Grégory Rateau

Né en 1984 en banlieue parisienne, Grégory Rateau vit aujourd’hui à Bucarest où il anime un média d’informations en ligne*.

« Conspiration du réel », éditions Unicité, 2022.

Les personnages, les territoires, les quartiers, les villes avec lesquels l’auteur entre en empathie par l’écriture, forment autant de paysages intérieurs, de portraits de l’auteur lui-même. Nomade (« Je trace depuis toujours mon sillon / le plus loin possible / du lieu-dit / Celui de ma naissance »), aventurier même (« Traverser les terres incultes / me perdre dans les horizons blafards »), conduit par un idéal de la poésie, il invoque Rimbaud en prière (« Embarque-nous dans tes soirs bleus d’été »), convoque Pessoa parmi d’autres citations mais en se qualifiant lui-même de « Rastignac du pauvre », il n’en fait pas moins preuve d’une salutaire lucidité.
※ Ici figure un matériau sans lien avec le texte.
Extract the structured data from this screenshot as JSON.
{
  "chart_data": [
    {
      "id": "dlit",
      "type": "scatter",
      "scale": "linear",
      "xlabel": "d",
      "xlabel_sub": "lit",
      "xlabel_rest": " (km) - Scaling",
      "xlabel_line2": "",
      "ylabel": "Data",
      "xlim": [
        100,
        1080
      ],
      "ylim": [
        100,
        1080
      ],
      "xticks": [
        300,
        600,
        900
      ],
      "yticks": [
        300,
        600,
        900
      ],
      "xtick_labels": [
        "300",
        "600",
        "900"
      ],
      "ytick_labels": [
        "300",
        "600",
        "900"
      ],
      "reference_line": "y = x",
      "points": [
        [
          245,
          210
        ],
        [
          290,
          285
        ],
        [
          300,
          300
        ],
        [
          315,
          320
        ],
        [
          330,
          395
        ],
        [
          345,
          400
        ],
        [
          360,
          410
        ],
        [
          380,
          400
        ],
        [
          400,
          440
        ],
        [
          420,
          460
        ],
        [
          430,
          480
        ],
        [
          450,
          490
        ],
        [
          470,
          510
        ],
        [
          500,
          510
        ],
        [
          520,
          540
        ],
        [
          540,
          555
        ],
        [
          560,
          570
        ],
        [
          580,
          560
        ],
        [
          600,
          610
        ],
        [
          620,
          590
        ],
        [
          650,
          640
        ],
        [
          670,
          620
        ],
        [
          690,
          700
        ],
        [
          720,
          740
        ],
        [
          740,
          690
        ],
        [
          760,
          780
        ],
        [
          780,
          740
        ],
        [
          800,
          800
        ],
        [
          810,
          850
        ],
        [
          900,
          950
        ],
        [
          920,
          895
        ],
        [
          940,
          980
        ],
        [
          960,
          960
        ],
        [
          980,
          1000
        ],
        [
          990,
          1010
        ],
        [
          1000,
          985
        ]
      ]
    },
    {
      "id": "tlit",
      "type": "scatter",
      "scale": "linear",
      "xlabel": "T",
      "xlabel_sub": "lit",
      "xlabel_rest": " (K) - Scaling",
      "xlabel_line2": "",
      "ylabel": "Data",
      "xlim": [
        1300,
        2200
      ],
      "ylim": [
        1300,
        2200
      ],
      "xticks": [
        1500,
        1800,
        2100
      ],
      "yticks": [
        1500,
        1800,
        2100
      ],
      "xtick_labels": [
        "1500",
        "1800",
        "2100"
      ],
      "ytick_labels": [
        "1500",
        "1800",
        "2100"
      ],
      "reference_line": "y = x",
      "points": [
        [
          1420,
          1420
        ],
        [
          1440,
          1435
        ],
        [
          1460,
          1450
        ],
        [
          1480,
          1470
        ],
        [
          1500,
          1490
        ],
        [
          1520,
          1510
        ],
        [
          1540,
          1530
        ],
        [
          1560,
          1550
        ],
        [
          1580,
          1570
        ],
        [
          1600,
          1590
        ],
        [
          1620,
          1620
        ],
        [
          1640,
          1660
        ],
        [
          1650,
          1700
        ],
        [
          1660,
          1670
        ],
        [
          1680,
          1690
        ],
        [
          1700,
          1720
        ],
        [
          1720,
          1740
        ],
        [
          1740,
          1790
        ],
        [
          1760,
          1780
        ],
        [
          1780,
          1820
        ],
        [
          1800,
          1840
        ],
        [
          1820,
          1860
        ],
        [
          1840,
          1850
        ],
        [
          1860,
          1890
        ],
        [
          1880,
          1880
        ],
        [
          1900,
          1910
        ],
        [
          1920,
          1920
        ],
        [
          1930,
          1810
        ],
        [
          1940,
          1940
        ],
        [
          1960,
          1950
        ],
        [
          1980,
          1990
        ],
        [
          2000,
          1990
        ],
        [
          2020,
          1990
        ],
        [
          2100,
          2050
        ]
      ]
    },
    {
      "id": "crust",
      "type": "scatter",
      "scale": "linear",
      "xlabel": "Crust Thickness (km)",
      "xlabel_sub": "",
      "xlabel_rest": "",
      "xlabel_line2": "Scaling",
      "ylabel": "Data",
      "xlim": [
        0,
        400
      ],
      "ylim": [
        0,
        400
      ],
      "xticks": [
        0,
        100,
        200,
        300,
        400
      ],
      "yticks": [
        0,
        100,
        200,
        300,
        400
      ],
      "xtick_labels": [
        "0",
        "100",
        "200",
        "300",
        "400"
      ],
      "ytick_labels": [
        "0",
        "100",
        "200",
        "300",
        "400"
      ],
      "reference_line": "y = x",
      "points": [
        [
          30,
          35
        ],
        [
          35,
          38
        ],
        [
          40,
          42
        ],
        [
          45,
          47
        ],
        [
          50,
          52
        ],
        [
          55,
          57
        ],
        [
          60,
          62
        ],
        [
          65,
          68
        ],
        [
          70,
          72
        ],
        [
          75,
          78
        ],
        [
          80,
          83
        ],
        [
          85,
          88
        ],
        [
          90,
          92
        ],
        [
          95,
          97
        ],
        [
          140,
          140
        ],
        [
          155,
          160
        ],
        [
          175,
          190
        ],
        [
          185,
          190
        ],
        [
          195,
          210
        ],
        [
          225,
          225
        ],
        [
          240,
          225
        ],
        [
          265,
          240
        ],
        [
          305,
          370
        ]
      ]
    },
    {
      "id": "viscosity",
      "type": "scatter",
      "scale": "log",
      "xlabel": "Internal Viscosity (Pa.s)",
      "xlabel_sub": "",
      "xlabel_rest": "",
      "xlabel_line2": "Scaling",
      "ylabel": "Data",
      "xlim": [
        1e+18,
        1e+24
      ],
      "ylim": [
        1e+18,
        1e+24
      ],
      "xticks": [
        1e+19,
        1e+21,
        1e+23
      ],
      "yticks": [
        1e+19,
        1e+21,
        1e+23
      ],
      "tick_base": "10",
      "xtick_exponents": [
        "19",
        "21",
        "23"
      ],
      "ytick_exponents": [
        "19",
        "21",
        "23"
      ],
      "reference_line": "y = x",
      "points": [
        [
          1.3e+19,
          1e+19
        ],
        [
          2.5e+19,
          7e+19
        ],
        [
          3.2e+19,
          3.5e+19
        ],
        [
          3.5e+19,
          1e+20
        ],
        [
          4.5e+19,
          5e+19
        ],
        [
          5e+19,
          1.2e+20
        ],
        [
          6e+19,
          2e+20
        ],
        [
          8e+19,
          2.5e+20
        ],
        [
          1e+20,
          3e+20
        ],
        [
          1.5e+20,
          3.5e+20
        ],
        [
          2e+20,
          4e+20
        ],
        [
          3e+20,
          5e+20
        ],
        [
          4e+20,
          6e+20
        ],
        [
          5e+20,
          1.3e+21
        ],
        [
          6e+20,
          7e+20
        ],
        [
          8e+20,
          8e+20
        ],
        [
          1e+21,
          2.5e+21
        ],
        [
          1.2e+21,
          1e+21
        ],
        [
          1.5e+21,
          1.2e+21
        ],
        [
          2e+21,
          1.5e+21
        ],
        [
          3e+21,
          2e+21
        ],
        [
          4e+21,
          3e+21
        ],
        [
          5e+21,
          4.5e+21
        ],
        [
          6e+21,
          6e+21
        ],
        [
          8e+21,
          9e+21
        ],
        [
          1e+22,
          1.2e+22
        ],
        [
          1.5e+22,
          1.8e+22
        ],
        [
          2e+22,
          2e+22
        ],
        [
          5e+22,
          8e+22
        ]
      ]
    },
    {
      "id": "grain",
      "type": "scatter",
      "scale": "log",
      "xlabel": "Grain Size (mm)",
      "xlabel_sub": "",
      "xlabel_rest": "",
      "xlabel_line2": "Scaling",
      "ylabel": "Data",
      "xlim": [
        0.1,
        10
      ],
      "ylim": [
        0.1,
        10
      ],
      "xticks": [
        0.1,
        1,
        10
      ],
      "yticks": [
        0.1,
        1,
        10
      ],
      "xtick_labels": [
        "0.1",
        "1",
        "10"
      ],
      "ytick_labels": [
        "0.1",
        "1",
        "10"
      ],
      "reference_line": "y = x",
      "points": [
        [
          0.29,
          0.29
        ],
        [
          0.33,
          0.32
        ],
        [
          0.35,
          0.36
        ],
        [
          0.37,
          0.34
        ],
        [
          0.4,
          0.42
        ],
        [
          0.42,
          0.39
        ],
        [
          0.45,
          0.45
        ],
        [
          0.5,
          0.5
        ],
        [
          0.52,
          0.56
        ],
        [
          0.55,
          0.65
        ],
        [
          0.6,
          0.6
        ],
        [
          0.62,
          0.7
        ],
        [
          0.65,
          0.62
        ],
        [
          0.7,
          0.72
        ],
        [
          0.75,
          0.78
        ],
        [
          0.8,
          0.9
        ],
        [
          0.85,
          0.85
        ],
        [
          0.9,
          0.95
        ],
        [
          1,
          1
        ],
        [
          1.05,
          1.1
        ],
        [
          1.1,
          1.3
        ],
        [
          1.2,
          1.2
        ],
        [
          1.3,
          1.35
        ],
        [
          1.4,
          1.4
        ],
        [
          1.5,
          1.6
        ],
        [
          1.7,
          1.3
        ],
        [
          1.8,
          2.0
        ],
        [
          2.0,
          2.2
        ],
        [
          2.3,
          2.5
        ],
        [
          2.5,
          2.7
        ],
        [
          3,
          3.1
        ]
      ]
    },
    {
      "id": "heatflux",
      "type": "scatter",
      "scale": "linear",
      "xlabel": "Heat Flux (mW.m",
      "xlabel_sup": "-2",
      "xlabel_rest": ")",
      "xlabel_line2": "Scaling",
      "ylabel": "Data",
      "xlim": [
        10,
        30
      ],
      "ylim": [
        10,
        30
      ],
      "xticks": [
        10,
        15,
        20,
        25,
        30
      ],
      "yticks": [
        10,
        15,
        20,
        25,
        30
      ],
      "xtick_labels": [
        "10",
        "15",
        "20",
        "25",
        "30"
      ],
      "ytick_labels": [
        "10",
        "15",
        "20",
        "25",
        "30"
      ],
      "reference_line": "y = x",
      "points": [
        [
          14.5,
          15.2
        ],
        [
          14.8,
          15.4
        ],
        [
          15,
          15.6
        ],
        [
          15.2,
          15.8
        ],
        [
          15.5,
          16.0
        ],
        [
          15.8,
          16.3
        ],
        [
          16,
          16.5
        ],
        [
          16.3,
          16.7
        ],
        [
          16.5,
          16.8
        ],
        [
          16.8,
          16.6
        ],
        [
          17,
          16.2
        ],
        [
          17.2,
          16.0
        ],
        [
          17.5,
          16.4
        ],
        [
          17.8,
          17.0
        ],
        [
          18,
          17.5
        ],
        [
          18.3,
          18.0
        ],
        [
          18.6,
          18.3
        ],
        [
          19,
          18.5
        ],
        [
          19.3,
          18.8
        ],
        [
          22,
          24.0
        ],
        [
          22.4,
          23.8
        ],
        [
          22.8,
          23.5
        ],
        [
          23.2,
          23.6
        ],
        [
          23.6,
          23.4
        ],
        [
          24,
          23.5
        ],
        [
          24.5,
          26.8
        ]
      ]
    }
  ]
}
Si les poèmes de ce recueil sont l’expression d’une révolte face à la brutalité du monde, l’un d’eux, Loin, dans ses dernières lignes, ouvre sur l’inattendu qui rend possible l’apaisement (« Soudain / un piano isolé dans sa mansarde / Mahler, Satie… / un musicien ami / je réponds en jouant des doigts sur un banc / Partition inédite / L’espoir à réinventer »).
*lepetitjournal.com

Musique: Magali Robergeau & Gérald Méreuze,
lecture et mise en son: Jacques Vincent.

Cécile A. Holdban

« Pierres et berceaux », éditions Potentille, 2021.

Sur un cahier non relié de seize pages, huit poèmes dédiés, redevables, comme l’annonce le premier, au territoire de l’enfance « où jamais la poussière ne se pose ». Comme l’oiseau « perché sur la branche du rien », auquel elle donne la parole, Cécile A. Holdban confectionne un « nid de mots » pour un disparu qu’elle exhorte dans le dernier poème: « dors du sommeil vert d’où un jour tout revient ». Pierres et berceaux, des masses pleines (« ceci est la réalité »), et des creux prêts à accueillir ce qui sera, sont reliés par la conjonction de coordination mais aussi par l’allitération. Dans le poème éponyme du titre elle en appelle au lecteur: « Suis-je seule à m’agiter / enfermée, vociférant / dans le corps irréel du poème? ». L’écriture interroge son rapport au réel mais quand elle « plante des mots pour pousser », les pierres sont « prêtes à exploser ».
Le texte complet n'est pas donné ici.